The Problem
Funny problem. Funny because it looks casual until you start thinking about it. Let's say I allow people to create items based on other items. You can open /items/new?id=3
and unlike your regular new action, instead of seeing an empty form, you will be seeing a form pre-populated with values from item-3. So unlike your average default new action, mine looks like this:
def new
@item = params[:id] ? Item.find(params[:id]) : Item.new
end
So you can access the action with the url like /items/new?id=1
and the form will be pre-populated with data from item-1.
So far so good.
Now you submit this data. My create action is pretty standard.
def create
@item = Item.new(params[:item])
if @item.save
# happy
else
# sad
end
end
There is just one issue here. The new item that was just created (let's call it item-2) needs to know who the daddy is. In our case, the daddy is item-1 (since the original form was pre-populated with data from item-1) and so the item-2 must have parent_id set to 1. Only, this is not just a nice-to-have. It has to be rock-solid, impossible to tamper with. You must not be able to spoof the parent_id.

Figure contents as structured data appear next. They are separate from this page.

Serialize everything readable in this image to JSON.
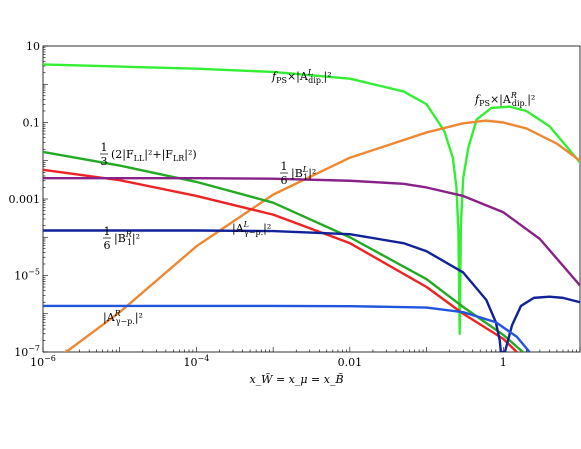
{
  "chart_data": {
    "type": "line",
    "xlabel": "x_W̃ = x_μ = x_B̃",
    "x_scale": "log",
    "y_scale": "log",
    "xlim": [
      1e-06,
      10
    ],
    "ylim": [
      1e-07,
      10
    ],
    "x_ticks": [
      {
        "value": 1e-06,
        "label": "10^-6"
      },
      {
        "value": 0.0001,
        "label": "10^-4"
      },
      {
        "value": 0.01,
        "label": "0.01"
      },
      {
        "value": 1,
        "label": "1"
      }
    ],
    "y_ticks": [
      {
        "value": 10,
        "label": "10"
      },
      {
        "value": 0.1,
        "label": "0.1"
      },
      {
        "value": 0.001,
        "label": "0.001"
      },
      {
        "value": 1e-05,
        "label": "10^-5"
      },
      {
        "value": 1e-07,
        "label": "10^-7"
      }
    ],
    "series": [
      {
        "key": "fps_AL",
        "color": "#33ee33",
        "points": [
          [
            1e-06,
            3.3
          ],
          [
            1e-05,
            2.9
          ],
          [
            0.0001,
            2.55
          ],
          [
            0.001,
            2.1
          ],
          [
            0.01,
            1.4
          ],
          [
            0.05,
            0.65
          ],
          [
            0.1,
            0.3
          ],
          [
            0.17,
            0.06
          ],
          [
            0.22,
            0.012
          ],
          [
            0.245,
            0.002
          ],
          [
            0.26,
            0.00015
          ],
          [
            0.27,
            3e-07
          ],
          [
            0.28,
            0.0002
          ],
          [
            0.3,
            0.0035
          ],
          [
            0.35,
            0.022
          ],
          [
            0.45,
            0.12
          ],
          [
            0.7,
            0.24
          ],
          [
            1.2,
            0.26
          ],
          [
            2,
            0.2
          ],
          [
            4,
            0.08
          ],
          [
            10,
            0.009
          ]
        ]
      },
      {
        "key": "fps_AR",
        "color": "#ee8833",
        "points": [
          [
            2e-06,
            1e-07
          ],
          [
            1e-05,
            1.1e-06
          ],
          [
            0.0001,
            5.8e-05
          ],
          [
            0.001,
            0.0013
          ],
          [
            0.01,
            0.012
          ],
          [
            0.1,
            0.055
          ],
          [
            0.3,
            0.095
          ],
          [
            0.6,
            0.112
          ],
          [
            1,
            0.1
          ],
          [
            2,
            0.07
          ],
          [
            5,
            0.028
          ],
          [
            10,
            0.01
          ]
        ]
      },
      {
        "key": "F_combo",
        "color": "#22aa22",
        "points": [
          [
            1e-06,
            0.017
          ],
          [
            1e-05,
            0.0075
          ],
          [
            0.0001,
            0.0028
          ],
          [
            0.001,
            0.0008
          ],
          [
            0.01,
            0.0001
          ],
          [
            0.1,
            8e-06
          ],
          [
            0.3,
            1.5e-06
          ],
          [
            1,
            2.8e-07
          ],
          [
            1.8,
            1e-07
          ]
        ]
      },
      {
        "key": "red",
        "color": "#ee2222",
        "points": [
          [
            1e-06,
            0.0058
          ],
          [
            1e-05,
            0.0031
          ],
          [
            0.0001,
            0.0012
          ],
          [
            0.001,
            0.00039
          ],
          [
            0.01,
            7e-05
          ],
          [
            0.1,
            5e-06
          ],
          [
            0.3,
            1e-06
          ],
          [
            1,
            2.2e-07
          ],
          [
            1.5,
            1e-07
          ]
        ]
      },
      {
        "key": "B1L",
        "color": "#882288",
        "points": [
          [
            1e-06,
            0.0035
          ],
          [
            0.0001,
            0.0035
          ],
          [
            0.001,
            0.0034
          ],
          [
            0.01,
            0.003
          ],
          [
            0.05,
            0.0025
          ],
          [
            0.1,
            0.002
          ],
          [
            0.3,
            0.0012
          ],
          [
            1,
            0.00045
          ],
          [
            3,
            9e-05
          ],
          [
            10,
            5.5e-06
          ]
        ]
      },
      {
        "key": "B1R",
        "color": "#112299",
        "points": [
          [
            1e-06,
            0.00015
          ],
          [
            0.0001,
            0.00015
          ],
          [
            0.001,
            0.000145
          ],
          [
            0.01,
            0.00012
          ],
          [
            0.05,
            7e-05
          ],
          [
            0.1,
            4.3e-05
          ],
          [
            0.3,
            1.2e-05
          ],
          [
            0.6,
            2.3e-06
          ],
          [
            0.8,
            6e-07
          ],
          [
            0.9,
            2e-07
          ],
          [
            0.93,
            1e-07
          ],
          [
            1.05,
            1e-07
          ],
          [
            1.3,
            5e-07
          ],
          [
            1.7,
            1.6e-06
          ],
          [
            2.5,
            2.6e-06
          ],
          [
            4,
            2.8e-06
          ],
          [
            6,
            2.6e-06
          ],
          [
            10,
            2e-06
          ]
        ]
      },
      {
        "key": "AgpR",
        "color": "#2255dd",
        "points": [
          [
            1e-06,
            1.6e-06
          ],
          [
            0.001,
            1.6e-06
          ],
          [
            0.01,
            1.58e-06
          ],
          [
            0.1,
            1.45e-06
          ],
          [
            0.3,
            1.1e-06
          ],
          [
            0.8,
            6e-07
          ],
          [
            1.5,
            2.5e-07
          ],
          [
            2.2,
            1e-07
          ]
        ]
      }
    ],
    "annotations": [
      {
        "key": "fps_AL",
        "prefix": "f",
        "prefix_sub": "PS",
        "mid": "×|A",
        "sup": "L",
        "sub": "dip.",
        "tail": "|²"
      },
      {
        "key": "fps_AR",
        "prefix": "f",
        "prefix_sub": "PS",
        "mid": "×|A",
        "sup": "R",
        "sub": "dip.",
        "tail": "|²"
      },
      {
        "key": "F_combo",
        "frac_num": "1",
        "frac_den": "3",
        "text": "(2|F",
        "sub1": "LL",
        "text2": "|²+|F",
        "sub2": "LR",
        "text3": "|²)"
      },
      {
        "key": "B1L",
        "frac_num": "1",
        "frac_den": "6",
        "text": "|B",
        "sub1": "1",
        "sup1": "L",
        "text3": "|²"
      },
      {
        "key": "B1R",
        "frac_num": "1",
        "frac_den": "6",
        "text": "|B",
        "sub1": "1",
        "sup1": "R",
        "text3": "|²"
      },
      {
        "key": "AgpL",
        "text": "|A",
        "sup1": "L",
        "sub1": "γ−p.",
        "text3": "|²"
      },
      {
        "key": "AgpR",
        "text": "|A",
        "sup1": "R",
        "sub1": "γ−p.",
        "text3": "|²"
      }
    ]
  }
}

So my question is — how can I ensure that parent_id is set correctly when creating new item based on existing item?
Some help will be greatly appreciated, but just so you don't think this is a simple casual issue, here are some non-solutions that you're probably thinking of.
Non-solution #1
So the usual solution to saving parent_id is just have it as hidden field in the form.
<% form_for @item do |f| %>
...
<%= f.hidden_field :parent_id, :value => params[:id] %>
...
<% end %>
But here I can easily switch it in my html. When form is submitted server wouldn't have a clue. Server will simply "believe" that the item was created with parent [whatever], when it was supposed to be parent 1.
Non-solution #2
On the server, I could use session to store which item you're editing. Then my new action will look like this.
def new
if params[:id]
@item = Item.find(params[:id])
session[:creating_item] = params[:id].to_i
else
@item = Item.new
session[:creating_item] = :mine # this prevents loophole if session is cleared
end
end
And my create action will take this value and set it to parent_id.
def create
@item = Item.new(params[:item])
if session[:creating_item] == :mine
@item.parent_id = nil
elsif session[:creating_item].is_a?(Fixnum)
@item.parent_id = session[:creating_item]
else
# session was probably cleared
redirect_to root_url and return
end
if @item.save
# happy
else
# sad
end
end
This will not work if you open /items/new
multiple times (e.g. in multiple tabs in browser). The session value will be overwritten every time. So if you submit a form opened at /items/new?id=1
but you also opened /items/new?id=2
, then parent_id in session will be 2. Fail.
Non-solution #3
What if you save all opened parents in array in session, instead of just overwriting single value. Well, I'm not gonna write out long examples, I'm just gonna say that when any of the open forms are submitted — you will know that it must be one of the parents you saved in session (e.g. 1, 2 or 3), but you still don't know which one. You could then save data from parent 1 as if it was from parent 3.